Just the other day I was almost hospitalised because of those snacks and gadgets.

There I was with my three items on the way to the till, and there he was, a well-dressed young man with his shopping basket.

However, he was interested in the pretzels – so he paused for a few seconds; then two steps later he saw the lozenges, and paused again.

But when he paused to look at the chewing gum display, just two steps further on, I rolled my eyes and thought I might as well overtake seeing as he was so busy holding up the line. So I pushed past him, and I assure you that I said, “excuse me” as I did – thinking back, maybe I should have disturbed him to ask if he was done shopping.
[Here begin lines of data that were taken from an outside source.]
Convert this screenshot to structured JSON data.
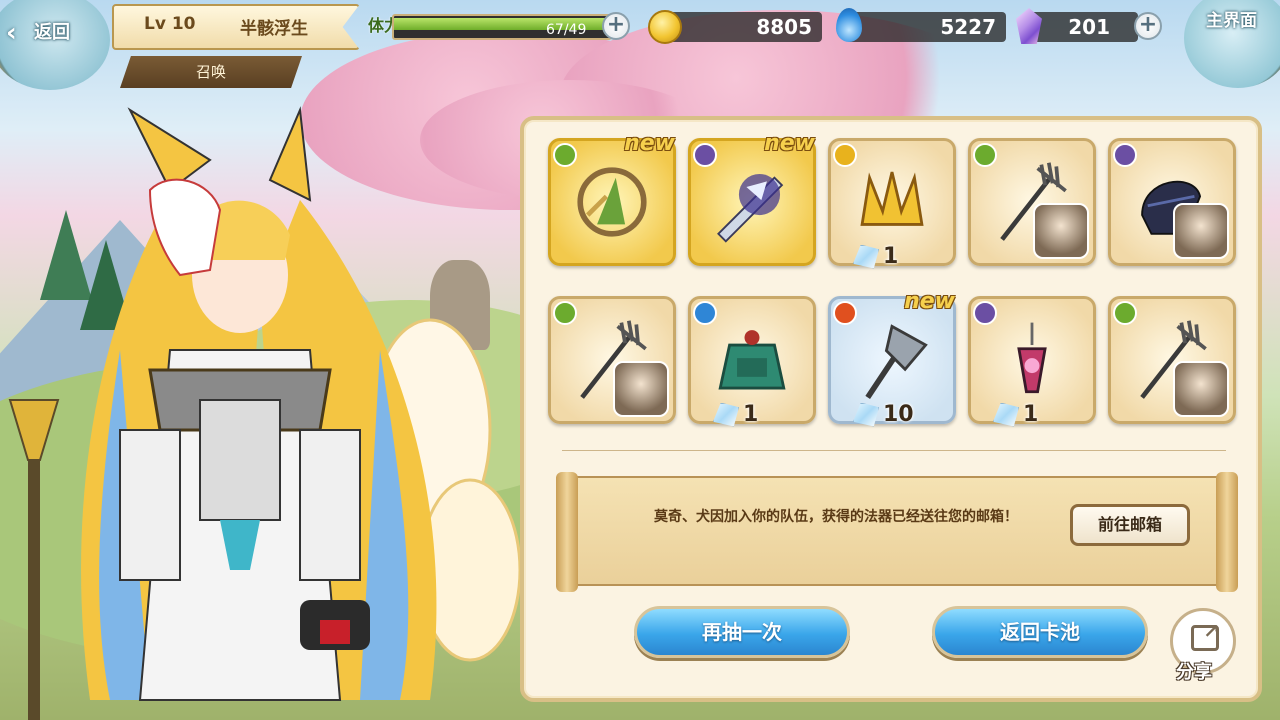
{
  "header": {
    "back_label": "返回",
    "level": "Lv 10",
    "player_name": "半骸浮生",
    "section_tab": "召唤",
    "stamina_label": "体力",
    "stamina_text": "67/49",
    "stamina_fraction": 1.0,
    "gold": "8805",
    "water": "5227",
    "crystal": "201",
    "home_label": "主界面"
  },
  "results": {
    "items": [
      {
        "name": "bamboo-ring",
        "element": "wind",
        "rarity": "gold",
        "is_new": true,
        "new_label": "new",
        "count": "",
        "has_portrait": false
      },
      {
        "name": "spirit-sword",
        "element": "shadow",
        "rarity": "gold",
        "is_new": true,
        "new_label": "new",
        "count": "",
        "has_portrait": false
      },
      {
        "name": "golden-crown",
        "element": "light",
        "rarity": "normal",
        "is_new": false,
        "new_label": "",
        "count": "1",
        "has_portrait": false
      },
      {
        "name": "rake-staff",
        "element": "wind",
        "rarity": "normal",
        "is_new": false,
        "new_label": "",
        "count": "",
        "has_portrait": true
      },
      {
        "name": "dark-mask",
        "element": "shadow",
        "rarity": "normal",
        "is_new": false,
        "new_label": "",
        "count": "",
        "has_portrait": true
      },
      {
        "name": "rake-staff",
        "element": "wind",
        "rarity": "normal",
        "is_new": false,
        "new_label": "",
        "count": "",
        "has_portrait": true
      },
      {
        "name": "jade-bell",
        "element": "water",
        "rarity": "normal",
        "is_new": false,
        "new_label": "",
        "count": "1",
        "has_portrait": false
      },
      {
        "name": "battle-axe",
        "element": "fire",
        "rarity": "blue",
        "is_new": true,
        "new_label": "new",
        "count": "10",
        "has_portrait": false
      },
      {
        "name": "pendulum-charm",
        "element": "shadow",
        "rarity": "normal",
        "is_new": false,
        "new_label": "",
        "count": "1",
        "has_portrait": false
      },
      {
        "name": "rake-staff",
        "element": "wind",
        "rarity": "normal",
        "is_new": false,
        "new_label": "",
        "count": "",
        "has_portrait": true
      }
    ],
    "notice_text": "莫奇、犬因加入你的队伍，获得的法器已经送往您的邮箱！",
    "mail_button": "前往邮箱",
    "draw_again": "再抽一次",
    "back_to_pool": "返回卡池",
    "share_label": "分享"
  },
  "colors": {
    "wind": "#6cab2e",
    "shadow": "#6b4fa3",
    "light": "#e8b21d",
    "water": "#2f86d6",
    "fire": "#e0501f"
  }
}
As far as I was concerned I had every right to make a beeline to the till. But he had other thoughts, because he left what he was doing and approached me. At first, I didn’t know that he had moved up behind me because most of the time I am daydreaming anyway.

But when I heard the heavy breathing behind me I realised that someone was not happy.
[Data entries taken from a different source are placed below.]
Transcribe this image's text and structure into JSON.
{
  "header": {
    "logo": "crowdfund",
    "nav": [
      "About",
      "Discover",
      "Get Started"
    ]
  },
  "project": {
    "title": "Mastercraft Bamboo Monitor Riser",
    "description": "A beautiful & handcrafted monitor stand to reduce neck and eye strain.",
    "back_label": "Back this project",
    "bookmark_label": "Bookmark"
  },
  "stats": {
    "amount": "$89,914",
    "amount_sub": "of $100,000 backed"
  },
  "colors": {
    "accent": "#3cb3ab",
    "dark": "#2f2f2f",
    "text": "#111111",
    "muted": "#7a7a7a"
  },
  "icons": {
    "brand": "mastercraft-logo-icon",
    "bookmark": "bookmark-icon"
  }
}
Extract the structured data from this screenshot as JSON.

It was as if Darth Vader was about to unleash the Dark Side of the Force on me right there in a shopping queue.

I should add that he looked fit and strong and I doubt that I could have even gone one round against him in a fight; he could fold me like a napkin and we both knew it.
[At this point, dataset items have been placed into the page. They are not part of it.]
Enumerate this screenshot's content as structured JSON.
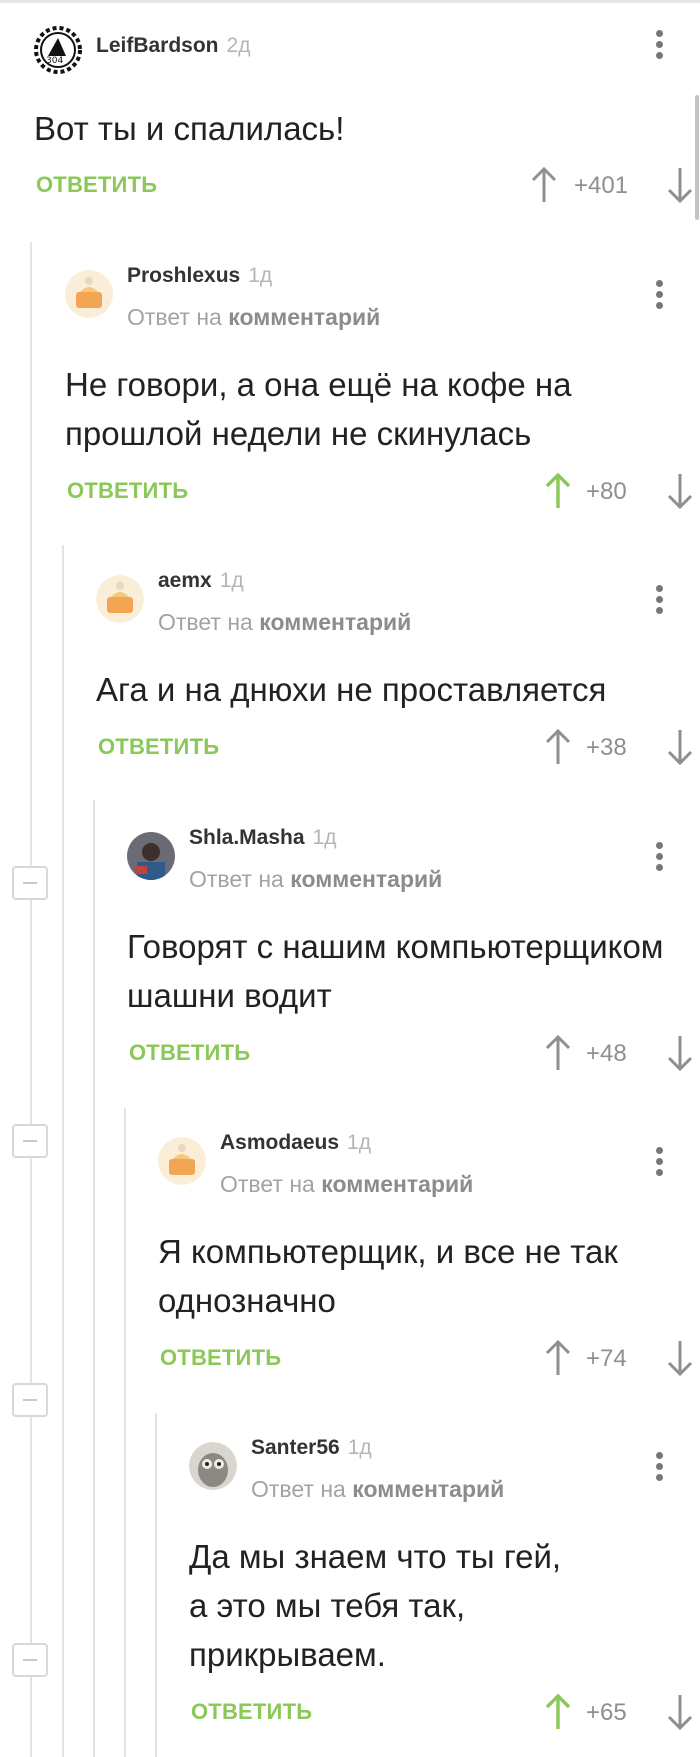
{
  "reply_label": "ОТВЕТИТЬ",
  "reply_prefix": "Ответ на",
  "reply_target": "комментарий",
  "colors": {
    "accent_green": "#8ac858",
    "vote_up_active": "#8ac858",
    "vote_neutral": "#8f8f8f"
  },
  "comments": [
    {
      "author": "LeifBardson",
      "time": "2д",
      "text": "Вот ты и спалилась!",
      "score": "+401",
      "upvoted": false,
      "avatar": "gear-emblem-avatar"
    },
    {
      "author": "Proshlexus",
      "time": "1д",
      "text": "Не говори, а она ещё на кофе на прошлой недели не скинулась",
      "score": "+80",
      "upvoted": true,
      "avatar": "cake-avatar"
    },
    {
      "author": "aemx",
      "time": "1д",
      "text": "Ага и на днюхи не проставляется",
      "score": "+38",
      "upvoted": false,
      "avatar": "cake-avatar"
    },
    {
      "author": "Shla.Masha",
      "time": "1д",
      "text": "Говорят с нашим компьютерщиком шашни водит",
      "score": "+48",
      "upvoted": false,
      "avatar": "photo-avatar"
    },
    {
      "author": "Asmodaeus",
      "time": "1д",
      "text": "Я компьютерщик, и все не так однозначно",
      "score": "+74",
      "upvoted": false,
      "avatar": "cake-avatar"
    },
    {
      "author": "Santer56",
      "time": "1д",
      "text": "Да мы знаем что ты гей, а это мы тебя так, прикрываем.",
      "score": "+65",
      "upvoted": true,
      "avatar": "owl-avatar"
    }
  ]
}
I thought that our “altercation” was all over after I had left the store, but a minute or so later he strode past me and he was glaring at me. Then after he’d passed by, out of the corner of my eye, I noticed that he turned around a few times to glare at me some more. I doubt that we’ll ever be such good friends like we were a few minutes earlier when I was behind him in the queue.

What has become of us? This young man was irritating me when he was ahead of me, delaying me, and yet when I got ahead of him, I felt as if he had no right to be upset with me. Our conflict was over one space in a queue, which probably translates into 15 seconds if you really think about it, and yet we left the “battlefield” sworn enemies.

Yet, if you think about it, life is so short, and if we realise that as mortals we are all heading in the same direction – mortality, shouldn’t this make us more considerate? Instead of fighting for superiority I wonder how different things would be if we used our energies to help each other and make our fellow travellers’ journeys a bit easier.

As Clarence Darrow said: “It should bring a closer kinship, a better understanding, and a deeper sympathy for the wayfarers who must live a common life and die a common death.”